In spite of this tangible and undeniable evidence of progress among women in general, minority women continue to under-perform in relation to white women. While 37.3% of white females aged 25 to 29 have attained at least a bachelor's degree, the comparable figures for black and Hispanic women are 18.6% and 15.8% (NCES, 1999).
Minority women face daunting structural and cultural barriers that prevent them from achieving their true potential In a national study of adult women attending two-year colleges (Feiger, 1991), 40 percent of minority women cited finding time to study and work schedules as barriers to taking a full college load. Hispanic women scored highest on mean measures of academic pressures. In addition, one-third of Asian women and 30% of Hispanic women indicated that inadequate finances kept them from pursuing their studies full time.
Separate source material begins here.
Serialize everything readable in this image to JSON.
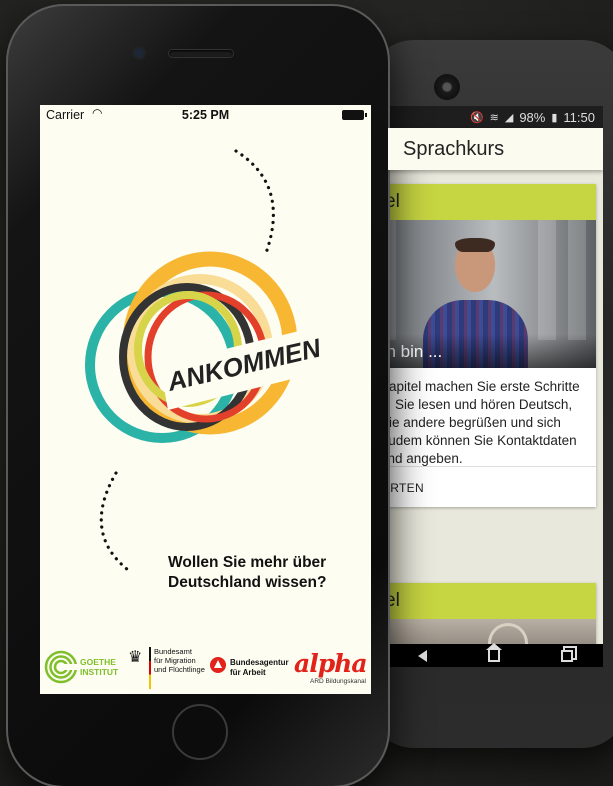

Asian women also had low participation rates in student services.
Outside pressures have an especially negative impact on minority women's participation in professions that require a great deal of time and personal commitment, such as engineering and the physical sciences. "Compared with white and Asian students, underrepresented minority students may be more likely to exit the Science & Engineering programs because of such barriers as financial difficulties and demanding family obligations. Hispanic students in particular tend to work while studying in college not only to financially support themselves but also to assist their families. (Seymour and Hewitt, 1997)
Even with numerous barriers, minority women have gained access to higher education at significantly higher rates than minority men have. Several trends - including divorce rates, the increasingly number of single mothers and the disproportionate number of female teachers in elementary schools -- contribute to a negative outlook for minority males in terms of college enrollment (Browstein, 2000). As Thomas Mortensen, a senior scholar at the Center for the Study of Opportunity in Higher Education, explained it: "From that time (1977) on, starting with American Indians and on to Hispanics, then whites, then Asians, females have taken over in every ethnic group."
Brownstein, Andrew (2000). "Are Male Students in Short Supply, or Is This 'Crisis' Exaggerated?" The Chronicle of Higher Education, November 3, 2000.
Bryant, Anne L. (1995). American Association of University Women, Copyright 1995 Federal Document Clearinghouse, Inc.
Feiger, Helen Tina (1991). "The American Community College Woman," Ed.D. Dissertation, University of California at Los Angeles.
NCES (2000). "The Condition of Education 2000 - Section 3: Educational Attainment"
Seymour, E. and Hewitt, N.M. (1997). Talk about Leaving: Why Undergraduates Leave The Sciences. Boulder, CO: Westview Press.